The fourth and final section of the paper is the conclusion. It should return to your thesis statement/hypothesis. Summarize the main evidence that supports your conclusions; reference back to key figures/tables/equations and highlight the important pieces. Interpret the results of the key coefficients on the variable(s) measuring \(x\). Describe the limitations of your analysis, both big and small. Describe issues that remain uncertain, but could be explored more fully with your available resources (+ more time).

The audience for your document is a general audience who is comfortable reading equations, but doesn’t know anything about the content of our course or the topics that you wish to study.

You will be graded based upon:

  1. the clarity and brevity of your exposition (title, clean thesis statement, organization, headings, clear sentences, focused paragraphs, explain figures in captions and body of paper, etc.),
  2. the interestingness of your application,
  3. the appropriateness of your methods,
  4. the interpretation of the results,
  5. and the appropriateness of your conclusions.



While there are no hard limits, your entire document should be roughly 2000 words +/- 500 words.

Learning objectives

  1. Identify an interesting problem that can be partially addressed with the tools in this course.
  2. Gather, clean, and process relevant data.
  3. Use the methodological tools from the course to create a partial answer. Interpret the “output”, diagnose the sensitivities, and illustrate with friendly visualizations.
  4. Communicate your results to a general audience.
  5. Critically addresses the limitations of the study and the statistical conclusions.

Throughout this process, curiosity is essential.

The overarching goal is to learn how to ask and answer questions with data. When you are naturally curious about a topic, you will avoid the projects that I fear most. These projects have no intention, but also perfectly demonstrate the “textbook knowledge” of the course. The easiest tell of a bad project: a student finds some predictors \(x\) and finds an outcome \(y\) and puts it all into linear regression, treats the linear regression like a black box, then performs all of the “proper” interpretation of the results (including the diagnostics!). This is a project that is both useless and boring, but also a demonstration of “the methods.” After leaving my course, this author will rarely realize an opportunity for linear regression, because they have never realized it for themselves. This author understands that linear regression is a sort of tool, like a hammer. This author understands how to swing a hammer (push the buttons). However, this author cannot build a structure, nor can this author contextualize why we bother swinging the hammer. This author understands data analysis, but only in isolation, not embedded in any purpose. This student will only use the methods when they have a boss that knows what they are doing. I want you to be boss! Own it! Here is how…

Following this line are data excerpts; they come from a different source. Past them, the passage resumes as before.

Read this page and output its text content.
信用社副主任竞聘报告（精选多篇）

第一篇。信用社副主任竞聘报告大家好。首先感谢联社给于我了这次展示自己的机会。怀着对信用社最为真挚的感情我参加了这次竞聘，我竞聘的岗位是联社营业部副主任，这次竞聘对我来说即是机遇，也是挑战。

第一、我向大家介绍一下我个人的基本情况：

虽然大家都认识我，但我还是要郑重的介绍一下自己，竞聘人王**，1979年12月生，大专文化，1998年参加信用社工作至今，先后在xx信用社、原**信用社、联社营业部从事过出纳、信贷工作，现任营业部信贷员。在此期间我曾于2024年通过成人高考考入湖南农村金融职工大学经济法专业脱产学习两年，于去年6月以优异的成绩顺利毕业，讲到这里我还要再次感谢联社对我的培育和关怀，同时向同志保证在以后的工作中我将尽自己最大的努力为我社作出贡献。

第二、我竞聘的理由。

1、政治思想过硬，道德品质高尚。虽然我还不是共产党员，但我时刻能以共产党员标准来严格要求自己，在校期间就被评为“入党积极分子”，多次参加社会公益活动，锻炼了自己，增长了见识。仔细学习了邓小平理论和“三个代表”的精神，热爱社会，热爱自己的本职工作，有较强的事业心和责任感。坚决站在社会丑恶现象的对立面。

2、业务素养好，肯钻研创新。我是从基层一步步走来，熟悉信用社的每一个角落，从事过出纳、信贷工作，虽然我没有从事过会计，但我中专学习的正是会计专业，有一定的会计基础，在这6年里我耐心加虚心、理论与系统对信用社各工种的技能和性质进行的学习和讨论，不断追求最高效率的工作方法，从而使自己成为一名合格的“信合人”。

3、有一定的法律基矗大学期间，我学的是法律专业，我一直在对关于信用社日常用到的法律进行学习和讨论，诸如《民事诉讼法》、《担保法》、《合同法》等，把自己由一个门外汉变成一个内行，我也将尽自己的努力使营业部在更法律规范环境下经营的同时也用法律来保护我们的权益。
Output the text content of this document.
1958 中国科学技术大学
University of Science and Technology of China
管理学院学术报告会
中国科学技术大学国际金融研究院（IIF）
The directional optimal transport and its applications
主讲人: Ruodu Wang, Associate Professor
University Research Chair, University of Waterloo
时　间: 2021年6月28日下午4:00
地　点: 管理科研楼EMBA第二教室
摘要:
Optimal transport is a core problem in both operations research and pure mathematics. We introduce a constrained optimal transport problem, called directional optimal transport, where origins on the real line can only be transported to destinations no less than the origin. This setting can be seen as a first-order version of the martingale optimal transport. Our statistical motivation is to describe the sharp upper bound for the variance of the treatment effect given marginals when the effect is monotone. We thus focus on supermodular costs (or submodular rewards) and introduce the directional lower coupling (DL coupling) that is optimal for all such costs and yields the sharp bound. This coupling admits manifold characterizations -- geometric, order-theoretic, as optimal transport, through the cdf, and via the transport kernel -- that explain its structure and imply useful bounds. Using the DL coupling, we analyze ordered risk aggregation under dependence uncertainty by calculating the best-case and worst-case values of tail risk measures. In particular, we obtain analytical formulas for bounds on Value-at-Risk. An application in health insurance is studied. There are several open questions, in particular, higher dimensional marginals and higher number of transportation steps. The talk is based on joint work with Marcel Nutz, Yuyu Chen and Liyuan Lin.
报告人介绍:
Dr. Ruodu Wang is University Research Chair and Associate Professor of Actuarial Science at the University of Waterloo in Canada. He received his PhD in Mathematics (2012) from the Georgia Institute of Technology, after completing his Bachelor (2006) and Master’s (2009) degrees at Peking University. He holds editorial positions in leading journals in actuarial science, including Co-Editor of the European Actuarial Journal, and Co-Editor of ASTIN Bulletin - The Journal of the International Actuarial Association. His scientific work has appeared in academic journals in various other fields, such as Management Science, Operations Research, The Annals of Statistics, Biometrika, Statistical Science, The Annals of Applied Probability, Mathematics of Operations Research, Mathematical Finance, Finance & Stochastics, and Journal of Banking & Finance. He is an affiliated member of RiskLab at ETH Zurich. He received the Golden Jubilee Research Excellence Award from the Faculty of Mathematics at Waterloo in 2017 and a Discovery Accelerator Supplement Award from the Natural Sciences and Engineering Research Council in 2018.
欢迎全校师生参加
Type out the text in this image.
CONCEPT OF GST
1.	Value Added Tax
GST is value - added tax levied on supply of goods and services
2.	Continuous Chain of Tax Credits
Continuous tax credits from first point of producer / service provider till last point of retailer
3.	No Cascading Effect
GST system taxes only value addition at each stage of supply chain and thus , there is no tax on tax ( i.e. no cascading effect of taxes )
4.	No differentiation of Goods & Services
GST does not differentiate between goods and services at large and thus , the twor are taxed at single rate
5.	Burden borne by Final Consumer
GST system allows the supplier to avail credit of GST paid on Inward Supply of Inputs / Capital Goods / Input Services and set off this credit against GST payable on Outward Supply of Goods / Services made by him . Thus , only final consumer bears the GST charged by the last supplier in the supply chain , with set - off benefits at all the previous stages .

When you begin the project with fundamental curiosity about the source of the data, bad projects are trivially avoided. Instead of mindlessly demonstrating the tools, your work has purpose. As you play with your data, try to curate your curiosity into a research question. What is it that makes it interesting? What else is it related to?

Students often ask:

  • How do I clean the data?
  • Should I throw out missing values?
  • What variables should I keep?
  • Is it ok that I am combining data sources from different years?
  • What statistical techniques am I required to use? What visualizations should I make?

These questions (and other “how do I do this project?” questions) are answered by another question: How do you best address your curiosity? And remember, you get to decide what question you ask! As you learn more, you are likely to discover a more interesting / more realistic / better informed question. That is great! Keep going!

As your curiosity turns into a research question, you should realizes many of the challenges of answering questions with data, including a fundamental dichotomy of Statistics: we want to make conclusions about the data source (i.e. IRL), but we only have measurements (i.e. data) from this source. Consider the problems in (for example) measurement, missing data, imprecise measurements, confounding, etc. How should you address these issues? Or, must they be listed as limitations?